The Doctors' Trial

Aug 20, 2008 20:03



Sixty-one years ago today, the Nuremburg Tribunals concluded the series of hearings later known as "The Doctors' Trials".

In 1905, in the year of Einstein's Annus Mirabilis, German medicine -- and the German medical establishment -- were considered the pinnacle of human ability. American physicians and American medical schools aspired to German heights. The founders of many major fields of medicine were of German nationality. In medicine, as in physics, many of the leaders and best were German; and to be a serious scholar, one had to be fluent in German.

Just forty years later -- no more than two generations, no more than the span of a single physician's career -- Einstein had fled to America. Millions of his fellows who had been unable to flee were dead. Germany itself had been reduced to wreckage and plunged into darkness from end to end; the Eastern portion would not truly emerge for another forty years. And twenty German physicians -- many of them once leaders in German medicine -- stood trial for their role in the orchestration of unspeakable horror. Seven of them were ultimately hanged.

But the deeper truth that everyone understood, then and now, was that the physicians who stood trial were, in many senses, simply scapegoats.
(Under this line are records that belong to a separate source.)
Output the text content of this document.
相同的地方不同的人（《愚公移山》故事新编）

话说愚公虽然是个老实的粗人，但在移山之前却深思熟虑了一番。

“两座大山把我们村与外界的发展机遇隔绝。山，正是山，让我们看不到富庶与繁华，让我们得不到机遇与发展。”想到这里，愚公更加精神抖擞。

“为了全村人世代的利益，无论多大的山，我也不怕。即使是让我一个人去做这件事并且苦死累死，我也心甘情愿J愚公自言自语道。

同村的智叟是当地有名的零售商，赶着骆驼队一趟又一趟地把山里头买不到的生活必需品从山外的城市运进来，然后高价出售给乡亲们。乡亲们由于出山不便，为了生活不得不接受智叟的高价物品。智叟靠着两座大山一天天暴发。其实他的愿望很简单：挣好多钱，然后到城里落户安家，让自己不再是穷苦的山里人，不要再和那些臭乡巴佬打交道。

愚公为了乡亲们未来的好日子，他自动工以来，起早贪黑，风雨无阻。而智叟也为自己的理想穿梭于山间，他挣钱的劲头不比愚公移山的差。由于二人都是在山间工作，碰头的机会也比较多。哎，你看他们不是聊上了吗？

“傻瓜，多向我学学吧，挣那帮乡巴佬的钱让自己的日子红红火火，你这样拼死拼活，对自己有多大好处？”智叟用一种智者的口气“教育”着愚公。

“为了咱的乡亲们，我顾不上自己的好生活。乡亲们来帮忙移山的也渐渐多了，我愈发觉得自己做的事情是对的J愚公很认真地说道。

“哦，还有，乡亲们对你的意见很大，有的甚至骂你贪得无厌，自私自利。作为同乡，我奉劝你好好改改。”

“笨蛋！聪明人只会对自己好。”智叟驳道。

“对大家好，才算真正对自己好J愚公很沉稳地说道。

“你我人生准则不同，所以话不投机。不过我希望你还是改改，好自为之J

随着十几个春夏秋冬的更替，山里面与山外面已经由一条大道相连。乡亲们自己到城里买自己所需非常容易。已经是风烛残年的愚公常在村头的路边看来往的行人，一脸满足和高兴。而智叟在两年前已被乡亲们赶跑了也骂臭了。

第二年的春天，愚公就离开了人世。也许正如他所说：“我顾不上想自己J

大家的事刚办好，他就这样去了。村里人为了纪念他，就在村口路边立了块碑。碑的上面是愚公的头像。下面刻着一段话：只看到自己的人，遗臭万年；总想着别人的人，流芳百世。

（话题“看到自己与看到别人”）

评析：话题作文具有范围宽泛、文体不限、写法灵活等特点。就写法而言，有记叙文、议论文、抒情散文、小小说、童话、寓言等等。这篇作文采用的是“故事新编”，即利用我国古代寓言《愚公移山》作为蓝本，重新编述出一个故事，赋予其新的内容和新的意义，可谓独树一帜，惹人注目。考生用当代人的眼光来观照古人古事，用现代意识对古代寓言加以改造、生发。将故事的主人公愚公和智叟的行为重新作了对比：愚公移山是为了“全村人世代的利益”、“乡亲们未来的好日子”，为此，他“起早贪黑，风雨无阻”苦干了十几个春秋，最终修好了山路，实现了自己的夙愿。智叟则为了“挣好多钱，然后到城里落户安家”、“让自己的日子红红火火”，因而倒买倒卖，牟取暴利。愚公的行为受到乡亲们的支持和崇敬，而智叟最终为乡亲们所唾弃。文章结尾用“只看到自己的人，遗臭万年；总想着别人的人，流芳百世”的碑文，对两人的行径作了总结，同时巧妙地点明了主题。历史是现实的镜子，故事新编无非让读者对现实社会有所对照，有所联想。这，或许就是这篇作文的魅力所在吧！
Certainly they had personally committed and were personally responsible for horrible atrocities. But the few who were actually brought before the court could not alone have possibly have committed the systematic, national-scale abuses, atrocities, and horrors that were the terrible legacy of the German regime first elected to power in 1932. Those put on trial might have been the leaders; but they could not have done what they did without followers. Without countless hundreds -- thousands -- of other physicians, nurses, and other staff willing to obey orders. Willing to cooperate.

And the entire regime could have never come to power without at least the acceptance of the professional classes. No foreign power imposed the National Socialist German Worker's Party upon the German republic. No invading army forced the German people to make the them the largest party in Germany's Reichstag in 1932. And in the now-hindsighted inevitable spiral downwards that would end in unspeakable darkness, there was no concerted resistance among physicians against what were even then manifestly obvious progression. In fact, there was very much the opposite. The physicians tried -- and executed -- for their crimes were simply the figures at the top of a very large pyramid. They could not possibly have forced German medicine and the German medical establishment to have perpetrated the horrors it was a part of -- unless the vast majority of that establishment was at least unwilling to resist. Unwilling to rise up. Unwilling to fight.

Even after sixty years, the breathtaking moral fall of the German medical establishment is stunning in it's scope. Stunning how the same system, the same individuals, who once were hailed as the brightest of humanity's light, the best examples of human potential, could within a single generation abet, acquiesce, and even aid some of the greatest atrocity and horror ever seen, a barbarian's slaughter with metered, engineered precision. Trying to understand how that happened -- what they were thinking, how they justified their own actions to themselves, what seeds within their desires and thoughts and judgements ultimately blossomed into a harvest of death that in the end consumed themselves as well -- holds many important lessons.

Lessons which remain important, even -- especially -- today.